The Sick Entitlement of the Kavanaugh Class

By Emma Goldberg

It takes a very particular, a very insidious kind of entitlement to convince a man that he has earned a supreme court seat. It takes a very particular, a very twisted worldview. But if there’s anything to be taken from Brett Kavanaugh’s testimony on Thursday, it’s exactly that — he believes he’s won this appointment fair and square.

“I busted my butt in academics,” Kavanaugh offered. “I always tried to do the best I could. As I recall, I finished one in the class.” He did sports. He ran track. He tutored and volunteered at the soup kitchen downtown. A simple set of questions lurked beneath his aggravated outbursts: Shouldn’t that all be enough? Don’t I deserve this? After all, that’s what Kavanaugh and his peers were taught to believe. You play by the rules. You collect the winnings you’re promised that all good, smart boys deserve.

What Kavanaugh, Senator Lindsey Graham, Senator Chuck Grassley, and the other male members of the Judiciary Committee seem to misunderstand is that for women, those rules have never applied. The notion that an average, intelligent person can sail through elite circles collecting accolades all the way to the highest court in the land — that’s a masculine worldview.

Women don’t get to fight tooth and nail for their Supreme Court seats because they’re busy fighting for survival. They’re busy fighting for their dignity, for their humanity. For the right to be believed when they air their traumas, or at least not to be laughed at.

When Christine Blasey Ford took the stand on Thursday and her voice cracked, most of the women I knew teared up. Their stomachs churned. They tried not to think of the memories evoked­ — maybe they looked away. Then they tried to go about their days, to finish their work and their cheery conversations as if nothing were amiss. Meanwhile, Ford’s trauma was coolly dissected by a group of men who understood her testimony as politics, as something sterile and even partisan, and not the soul-churning business of packaging a lifetime of suffering into live TV.

We saw, in a tradition as old as the bible and as recent as Anita Hill, male emotion validated and female emotion disdained. While Kavanaugh and his legislative protectors burst out with frustration, Ford tried to keep her pitch steady and fight back tears. In Kavanaugh, we saw someone who’s been able to get too drunk, too loud, and too angry without suffering the consequences; in Ford, we saw someone who has always had to police her tone.
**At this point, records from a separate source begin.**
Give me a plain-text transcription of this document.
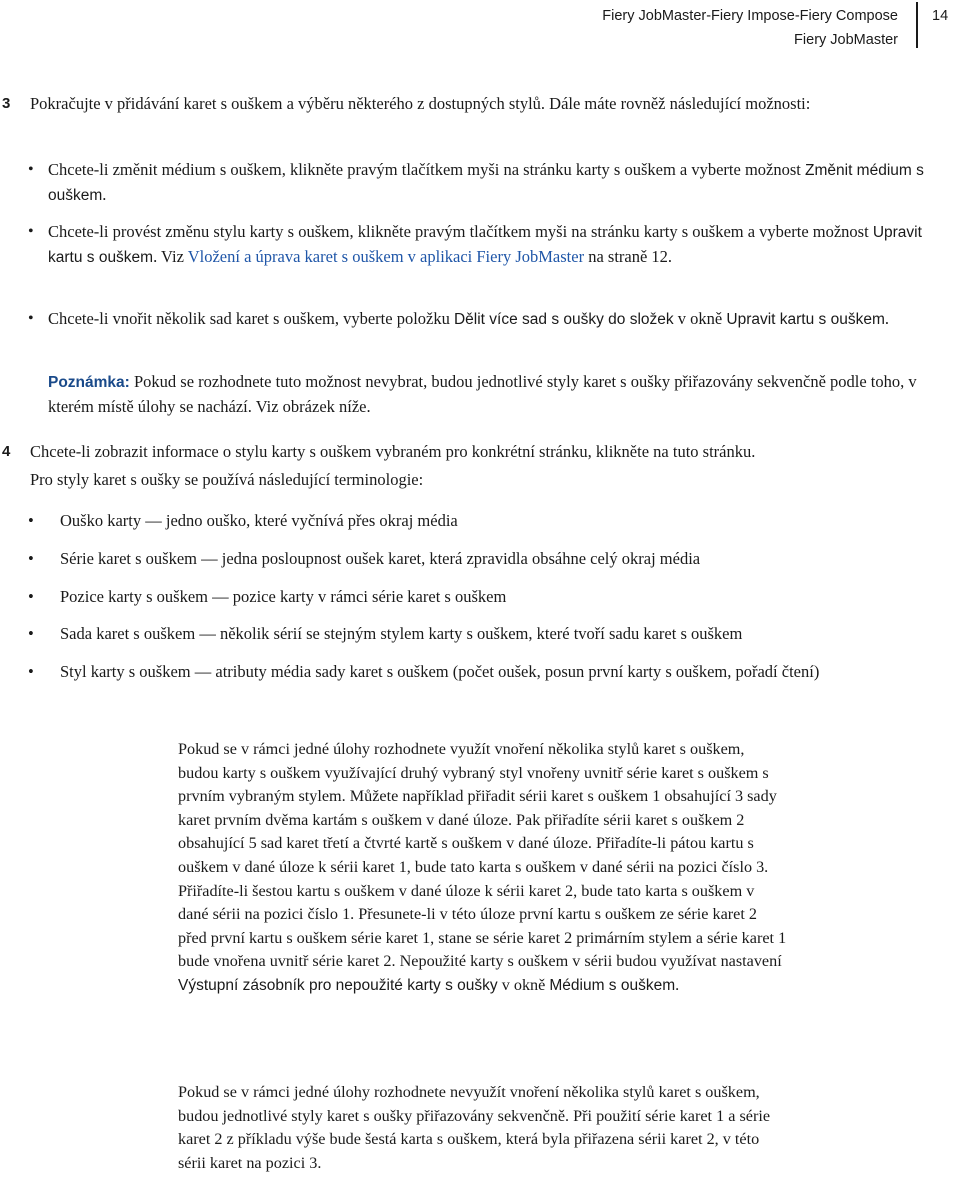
Fiery JobMaster-Fiery Impose-Fiery Compose
Fiery JobMaster
14
3 Pokračujte v přidávání karet s ouškem a výběru některého z dostupných stylů. Dále máte rovněž následující možnosti:
• Chcete-li změnit médium s ouškem, klikněte pravým tlačítkem myši na stránku karty s ouškem a vyberte možnost Změnit médium s ouškem.
• Chcete-li provést změnu stylu karty s ouškem, klikněte pravým tlačítkem myši na stránku karty s ouškem a vyberte možnost Upravit kartu s ouškem. Viz Vložení a úprava karet s ouškem v aplikaci Fiery JobMaster na straně 12.
• Chcete-li vnořit několik sad karet s ouškem, vyberte položku Dělit více sad s oušky do složek v okně Upravit kartu s ouškem.
Poznámka: Pokud se rozhodnete tuto možnost nevybrat, budou jednotlivé styly karet s oušky přiřazovány sekvenčně podle toho, v kterém místě úlohy se nachází. Viz obrázek níže.
4 Chcete-li zobrazit informace o stylu karty s ouškem vybraném pro konkrétní stránku, klikněte na tuto stránku.
Pro styly karet s oušky se používá následující terminologie:
• Ouško karty — jedno ouško, které vyčnívá přes okraj média
• Série karet s ouškem — jedna posloupnost oušek karet, která zpravidla obsáhne celý okraj média
• Pozice karty s ouškem — pozice karty v rámci série karet s ouškem
• Sada karet s ouškem — několik sérií se stejným stylem karty s ouškem, které tvoří sadu karet s ouškem
• Styl karty s ouškem — atributy média sady karet s ouškem (počet oušek, posun první karty s ouškem, pořadí čtení)
Pokud se v rámci jedné úlohy rozhodnete využít vnoření několika stylů karet s ouškem, budou karty s ouškem využívající druhý vybraný styl vnořeny uvnitř série karet s ouškem s prvním vybraným stylem. Můžete například přiřadit sérii karet s ouškem 1 obsahující 3 sady karet prvním dvěma kartám s ouškem v dané úloze. Pak přiřadíte sérii karet s ouškem 2 obsahující 5 sad karet třetí a čtvrté kartě s ouškem v dané úloze. Přiřadíte-li pátou kartu s ouškem v dané úloze k sérii karet 1, bude tato karta s ouškem v dané sérii na pozici číslo 3. Přiřadíte-li šestou kartu s ouškem v dané úloze k sérii karet 2, bude tato karta s ouškem v dané sérii na pozici číslo 1. Přesunete-li v této úloze první kartu s ouškem ze série karet 2 před první kartu s ouškem série karet 1, stane se série karet 2 primárním stylem a série karet 1 bude vnořena uvnitř série karet 2. Nepoužité karty s ouškem v sérii budou využívat nastavení Výstupní zásobník pro nepoužité karty s oušky v okně Médium s ouškem.
Pokud se v rámci jedné úlohy rozhodnete nevyužít vnoření několika stylů karet s ouškem, budou jednotlivé styly karet s oušky přiřazovány sekvenčně. Při použití série karet 1 a série karet 2 z příkladu výše bude šestá karta s ouškem, která byla přiřazena sérii karet 2, v této sérii karet na pozici 3.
Ford’s testimony spotlighted the toxic, self-reinforcing cycles of patriarchy. A man took from her what he wanted. He laughed, because he felt it was all well-deserved. She was left to contend with her emotions in silence, carrying a trauma that gnawed at her for decades while she watched her assailant soar to national renown. This week, women across America watched that all unfold on the livestream. For so many men, it was just another Thursday.
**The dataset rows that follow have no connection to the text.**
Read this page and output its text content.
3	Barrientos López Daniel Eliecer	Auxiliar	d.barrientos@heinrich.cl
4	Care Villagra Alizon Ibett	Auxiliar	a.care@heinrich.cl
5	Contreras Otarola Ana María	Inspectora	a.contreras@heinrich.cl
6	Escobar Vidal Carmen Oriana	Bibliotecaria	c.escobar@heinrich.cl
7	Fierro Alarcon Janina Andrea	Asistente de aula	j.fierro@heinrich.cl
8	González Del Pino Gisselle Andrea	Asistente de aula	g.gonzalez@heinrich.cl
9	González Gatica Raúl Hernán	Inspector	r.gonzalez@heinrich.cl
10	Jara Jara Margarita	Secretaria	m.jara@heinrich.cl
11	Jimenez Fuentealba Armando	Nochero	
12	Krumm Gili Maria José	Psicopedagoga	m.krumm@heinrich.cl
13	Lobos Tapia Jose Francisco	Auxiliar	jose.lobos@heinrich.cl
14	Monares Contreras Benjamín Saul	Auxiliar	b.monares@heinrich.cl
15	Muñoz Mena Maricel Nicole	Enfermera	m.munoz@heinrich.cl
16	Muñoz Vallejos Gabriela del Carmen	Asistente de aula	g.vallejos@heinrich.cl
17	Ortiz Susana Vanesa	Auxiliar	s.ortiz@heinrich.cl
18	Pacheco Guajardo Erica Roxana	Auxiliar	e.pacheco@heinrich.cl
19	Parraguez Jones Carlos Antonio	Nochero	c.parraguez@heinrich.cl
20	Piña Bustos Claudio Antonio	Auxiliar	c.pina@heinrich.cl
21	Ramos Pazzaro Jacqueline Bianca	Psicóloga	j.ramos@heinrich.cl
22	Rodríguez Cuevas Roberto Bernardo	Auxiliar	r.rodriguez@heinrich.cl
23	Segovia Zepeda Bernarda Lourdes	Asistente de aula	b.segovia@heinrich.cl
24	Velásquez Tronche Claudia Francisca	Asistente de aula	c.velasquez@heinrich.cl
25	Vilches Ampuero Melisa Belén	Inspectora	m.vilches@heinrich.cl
When will we build a system that validates, amplifies, dignifies female emotion? When will we stop putting women on trial for their pain?

When I tell my granddaughters someday where I was watching Ford’s testimony, I hope Brett Kavanaugh’s isn’t even a name that they’ll know. I hope he’s not remembered as the justice who was given the authority to adjudicate our bodies and our power. I hope it’s Ford’s words that are remembered — raw and real, the sounds of a testimony that put one more crack in the sleek, glass structures of patriarchy.

Emma Goldberg is a writer and activist based in New York. She is currently at the start-up initiative Longpath.  She is a recipient of Auburn’s Lives of Committment award.